Knowing the details of NumPy can help you solve some errors (for example, an array is accidentally modified due to an operation on a view) and reduce the number of unnecessary copies, optimized Code speed and memory consumption.
Why cannot some arrays be reshaped without copying them?
Here we will explain Tip 4: A transpose two-dimensional matrix cannot be paved without copying. An element in a two-dimensional matrix is indexed by two numbers (rows and columns), but it is internally stored as a one-dimensional continuous memory block and can be accessed using one number. There are multiple ways to store matrix elements in one-dimensional memory blocks: We can first put the elements in the first row, then the second row, and so on, or first put the elements in the first column, then the second column, and so on. The first method is Row-based priority sorting, and the second method is column-based priority sorting. The choice between the two methods is just an internal Convention: NumPy uses row-first sorting, similar to C, but different from FORTRAN.
In more general cases, NumPy uses the step size concept to convert between the multi-dimensional Index and the underlying sequence (one-dimensional) memory location of the element. The ing between the byte addresses of array [i1, i2] and internal data is as follows:
offset = array.strides[0] * i1 + array.strides[1] * i2
When remodeling an array, NumPy tries to avoid copying by modifying the step size attribute. For example, when a matrix is transposed, The step size is flipped, but the underlying data is still the same. However, simply modifying the step size cannot pave the way for a transpose array (try again !), Therefore, a copy is required.
Recipe 4.6 (The step size technique is used in NumPy) contains more extensive discussions on the step size. At the same time, Recipe4.7 (using the step size technique to implement an efficient moving average algorithm) demonstrates how to speed up the computing of specific arrays.
The internal array arrangement can also explain unexpected performance differences between NumPy similar operations. Can you explain the example below as a small exercise?
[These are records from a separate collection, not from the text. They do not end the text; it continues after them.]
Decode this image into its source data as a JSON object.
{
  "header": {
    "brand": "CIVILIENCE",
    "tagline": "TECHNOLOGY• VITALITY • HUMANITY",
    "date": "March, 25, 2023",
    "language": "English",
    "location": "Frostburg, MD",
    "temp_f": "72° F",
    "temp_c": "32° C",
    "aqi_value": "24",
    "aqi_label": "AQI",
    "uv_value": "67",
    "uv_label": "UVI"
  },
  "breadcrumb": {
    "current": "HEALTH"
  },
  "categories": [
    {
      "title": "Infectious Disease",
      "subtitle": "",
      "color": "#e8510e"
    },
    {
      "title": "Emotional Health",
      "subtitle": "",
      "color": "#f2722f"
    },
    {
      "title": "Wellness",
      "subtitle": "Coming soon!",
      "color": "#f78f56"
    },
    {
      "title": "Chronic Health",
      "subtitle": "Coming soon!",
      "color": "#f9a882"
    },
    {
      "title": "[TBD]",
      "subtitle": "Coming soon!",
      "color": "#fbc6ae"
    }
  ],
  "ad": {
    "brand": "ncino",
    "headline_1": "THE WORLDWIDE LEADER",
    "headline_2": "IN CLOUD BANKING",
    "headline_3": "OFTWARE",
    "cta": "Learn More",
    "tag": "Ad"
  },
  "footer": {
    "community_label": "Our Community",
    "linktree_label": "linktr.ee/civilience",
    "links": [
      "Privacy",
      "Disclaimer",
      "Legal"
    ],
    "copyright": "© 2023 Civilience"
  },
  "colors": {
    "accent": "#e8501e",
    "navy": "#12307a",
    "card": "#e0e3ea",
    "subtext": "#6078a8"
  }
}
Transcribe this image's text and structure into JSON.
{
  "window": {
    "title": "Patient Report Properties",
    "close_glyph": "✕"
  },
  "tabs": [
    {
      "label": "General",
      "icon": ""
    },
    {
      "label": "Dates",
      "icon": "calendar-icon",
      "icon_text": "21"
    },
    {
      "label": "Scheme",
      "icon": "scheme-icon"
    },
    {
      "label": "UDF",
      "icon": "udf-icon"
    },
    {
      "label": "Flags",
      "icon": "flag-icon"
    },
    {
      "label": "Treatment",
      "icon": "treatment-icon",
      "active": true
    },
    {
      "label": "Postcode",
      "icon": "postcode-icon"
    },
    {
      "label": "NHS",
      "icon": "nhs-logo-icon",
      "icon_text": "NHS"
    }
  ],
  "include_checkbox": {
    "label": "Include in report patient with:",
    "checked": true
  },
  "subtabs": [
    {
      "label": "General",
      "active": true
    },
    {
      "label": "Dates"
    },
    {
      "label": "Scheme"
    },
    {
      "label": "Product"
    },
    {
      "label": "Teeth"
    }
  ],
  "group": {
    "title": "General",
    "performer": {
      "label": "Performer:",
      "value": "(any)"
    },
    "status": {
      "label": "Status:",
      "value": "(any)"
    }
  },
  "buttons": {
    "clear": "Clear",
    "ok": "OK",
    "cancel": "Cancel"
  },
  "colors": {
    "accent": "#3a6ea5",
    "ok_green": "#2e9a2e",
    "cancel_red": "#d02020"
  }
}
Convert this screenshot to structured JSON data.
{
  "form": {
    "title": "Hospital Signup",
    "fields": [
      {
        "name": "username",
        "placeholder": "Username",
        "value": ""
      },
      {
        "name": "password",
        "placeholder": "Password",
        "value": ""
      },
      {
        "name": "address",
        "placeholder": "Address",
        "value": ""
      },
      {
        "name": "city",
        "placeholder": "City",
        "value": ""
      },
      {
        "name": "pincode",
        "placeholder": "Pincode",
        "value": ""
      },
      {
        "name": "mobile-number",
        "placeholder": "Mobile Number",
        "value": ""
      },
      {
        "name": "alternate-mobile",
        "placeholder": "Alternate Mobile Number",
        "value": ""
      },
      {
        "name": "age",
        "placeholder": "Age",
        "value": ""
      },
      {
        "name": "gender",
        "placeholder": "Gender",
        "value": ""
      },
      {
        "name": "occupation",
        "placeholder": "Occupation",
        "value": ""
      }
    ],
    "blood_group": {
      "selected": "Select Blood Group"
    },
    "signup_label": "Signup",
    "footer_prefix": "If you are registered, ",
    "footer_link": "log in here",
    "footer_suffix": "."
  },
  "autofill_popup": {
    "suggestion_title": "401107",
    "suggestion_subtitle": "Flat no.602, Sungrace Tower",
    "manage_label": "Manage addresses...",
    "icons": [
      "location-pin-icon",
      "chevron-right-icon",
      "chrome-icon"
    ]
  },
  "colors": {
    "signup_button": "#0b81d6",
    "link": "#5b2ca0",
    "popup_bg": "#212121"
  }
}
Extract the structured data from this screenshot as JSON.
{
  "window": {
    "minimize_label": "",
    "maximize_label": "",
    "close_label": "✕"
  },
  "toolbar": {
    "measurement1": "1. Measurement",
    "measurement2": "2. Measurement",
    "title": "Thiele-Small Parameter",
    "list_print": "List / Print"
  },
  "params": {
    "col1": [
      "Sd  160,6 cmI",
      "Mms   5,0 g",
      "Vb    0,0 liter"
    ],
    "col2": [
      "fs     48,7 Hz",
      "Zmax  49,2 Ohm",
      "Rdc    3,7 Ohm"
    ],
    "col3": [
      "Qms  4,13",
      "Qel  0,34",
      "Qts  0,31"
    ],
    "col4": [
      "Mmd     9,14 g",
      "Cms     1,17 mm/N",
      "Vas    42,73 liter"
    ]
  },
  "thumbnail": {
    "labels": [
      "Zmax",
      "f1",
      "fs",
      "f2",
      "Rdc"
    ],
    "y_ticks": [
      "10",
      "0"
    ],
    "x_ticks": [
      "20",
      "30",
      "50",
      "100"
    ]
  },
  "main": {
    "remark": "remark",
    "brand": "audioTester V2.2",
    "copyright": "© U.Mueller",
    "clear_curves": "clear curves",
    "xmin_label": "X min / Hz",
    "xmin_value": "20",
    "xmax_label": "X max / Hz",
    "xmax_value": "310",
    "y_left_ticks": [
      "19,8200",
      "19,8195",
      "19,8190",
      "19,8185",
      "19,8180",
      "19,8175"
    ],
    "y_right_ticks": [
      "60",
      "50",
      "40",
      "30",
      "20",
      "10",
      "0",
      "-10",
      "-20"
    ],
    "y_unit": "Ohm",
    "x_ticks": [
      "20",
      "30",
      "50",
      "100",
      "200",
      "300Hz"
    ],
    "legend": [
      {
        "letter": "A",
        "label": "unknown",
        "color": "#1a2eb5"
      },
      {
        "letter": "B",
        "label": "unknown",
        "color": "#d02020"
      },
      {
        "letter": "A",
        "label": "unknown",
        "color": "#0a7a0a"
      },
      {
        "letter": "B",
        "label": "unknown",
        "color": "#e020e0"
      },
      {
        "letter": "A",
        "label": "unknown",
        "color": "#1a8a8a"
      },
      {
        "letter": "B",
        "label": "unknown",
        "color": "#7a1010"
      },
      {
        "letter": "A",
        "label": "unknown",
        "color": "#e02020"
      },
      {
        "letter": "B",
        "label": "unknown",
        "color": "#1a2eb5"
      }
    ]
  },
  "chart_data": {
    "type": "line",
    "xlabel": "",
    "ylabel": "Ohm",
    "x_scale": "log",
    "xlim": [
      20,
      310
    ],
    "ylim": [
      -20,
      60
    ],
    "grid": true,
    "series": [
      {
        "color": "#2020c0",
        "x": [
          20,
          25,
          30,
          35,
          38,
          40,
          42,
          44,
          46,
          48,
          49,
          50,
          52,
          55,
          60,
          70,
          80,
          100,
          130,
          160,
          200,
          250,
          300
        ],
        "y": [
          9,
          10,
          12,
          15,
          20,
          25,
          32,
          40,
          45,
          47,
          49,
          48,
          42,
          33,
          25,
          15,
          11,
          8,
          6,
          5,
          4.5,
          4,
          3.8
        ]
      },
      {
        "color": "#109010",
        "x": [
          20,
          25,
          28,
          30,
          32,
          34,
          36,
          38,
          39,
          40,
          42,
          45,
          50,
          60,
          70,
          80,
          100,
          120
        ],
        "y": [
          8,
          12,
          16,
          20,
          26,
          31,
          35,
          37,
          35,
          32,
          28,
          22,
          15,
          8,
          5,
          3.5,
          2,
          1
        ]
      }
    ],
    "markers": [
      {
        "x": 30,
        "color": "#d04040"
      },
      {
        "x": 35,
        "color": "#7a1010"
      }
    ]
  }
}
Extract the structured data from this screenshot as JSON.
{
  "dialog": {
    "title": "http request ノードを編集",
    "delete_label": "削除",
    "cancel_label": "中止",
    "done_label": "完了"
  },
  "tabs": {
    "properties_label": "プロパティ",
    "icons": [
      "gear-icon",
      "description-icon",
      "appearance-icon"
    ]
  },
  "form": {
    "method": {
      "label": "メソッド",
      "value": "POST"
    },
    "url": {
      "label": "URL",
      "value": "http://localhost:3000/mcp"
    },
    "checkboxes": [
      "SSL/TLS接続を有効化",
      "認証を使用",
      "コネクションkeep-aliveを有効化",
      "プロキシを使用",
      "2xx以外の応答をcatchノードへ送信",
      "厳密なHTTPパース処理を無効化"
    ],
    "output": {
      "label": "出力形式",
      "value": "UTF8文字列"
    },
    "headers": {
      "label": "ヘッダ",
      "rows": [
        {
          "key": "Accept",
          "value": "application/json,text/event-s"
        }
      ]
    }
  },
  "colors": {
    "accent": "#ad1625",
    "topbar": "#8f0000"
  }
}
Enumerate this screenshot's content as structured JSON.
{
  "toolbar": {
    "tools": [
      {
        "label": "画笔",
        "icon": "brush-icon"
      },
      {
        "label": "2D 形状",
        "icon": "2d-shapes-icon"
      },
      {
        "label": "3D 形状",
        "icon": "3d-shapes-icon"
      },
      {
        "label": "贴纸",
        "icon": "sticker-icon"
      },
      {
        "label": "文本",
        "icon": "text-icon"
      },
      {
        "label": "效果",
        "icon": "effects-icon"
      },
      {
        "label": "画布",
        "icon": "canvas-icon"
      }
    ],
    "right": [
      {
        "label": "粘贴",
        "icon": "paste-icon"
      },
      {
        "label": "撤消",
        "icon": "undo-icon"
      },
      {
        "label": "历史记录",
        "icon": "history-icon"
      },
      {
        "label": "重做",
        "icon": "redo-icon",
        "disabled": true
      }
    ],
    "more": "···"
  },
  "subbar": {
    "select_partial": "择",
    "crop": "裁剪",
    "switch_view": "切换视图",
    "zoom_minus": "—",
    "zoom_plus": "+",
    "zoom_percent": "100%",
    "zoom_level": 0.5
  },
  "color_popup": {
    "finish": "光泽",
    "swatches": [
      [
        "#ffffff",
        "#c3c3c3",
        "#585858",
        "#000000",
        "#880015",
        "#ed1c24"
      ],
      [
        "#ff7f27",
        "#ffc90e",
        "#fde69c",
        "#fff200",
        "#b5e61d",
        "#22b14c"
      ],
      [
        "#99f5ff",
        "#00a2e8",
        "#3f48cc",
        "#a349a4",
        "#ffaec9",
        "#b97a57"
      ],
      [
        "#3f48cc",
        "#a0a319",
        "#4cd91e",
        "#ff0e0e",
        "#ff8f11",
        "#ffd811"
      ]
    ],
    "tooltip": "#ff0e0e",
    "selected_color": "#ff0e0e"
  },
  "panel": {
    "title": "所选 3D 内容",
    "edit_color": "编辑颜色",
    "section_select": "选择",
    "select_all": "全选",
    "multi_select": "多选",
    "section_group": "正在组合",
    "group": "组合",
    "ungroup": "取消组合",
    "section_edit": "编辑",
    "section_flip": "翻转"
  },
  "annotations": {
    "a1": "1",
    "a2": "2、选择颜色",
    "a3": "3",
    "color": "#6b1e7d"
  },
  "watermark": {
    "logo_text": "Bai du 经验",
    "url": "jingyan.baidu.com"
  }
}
a = np.random.rand(5000, 5000)%timeit a[0,:].sum()%timeit a[:,0].sum() 100000 loops, best of 3: 9.57 μs per loop10000 loops, best of 3: 68.3 μs per loop
What are NumPy broadcast rules?
Broadcast Rules describe arrays with different dimensions and/or shapes that can still be used for calculation. The general rule is: When two dimensions are equal, or one of them is 1, they are compatible. NumPy uses this rule to compare the shapes of Two Element-level arrays starting from the dimension at the back. The smallest dimension is automatically extended internally to match other dimensions, but this operation does not involve any memory replication.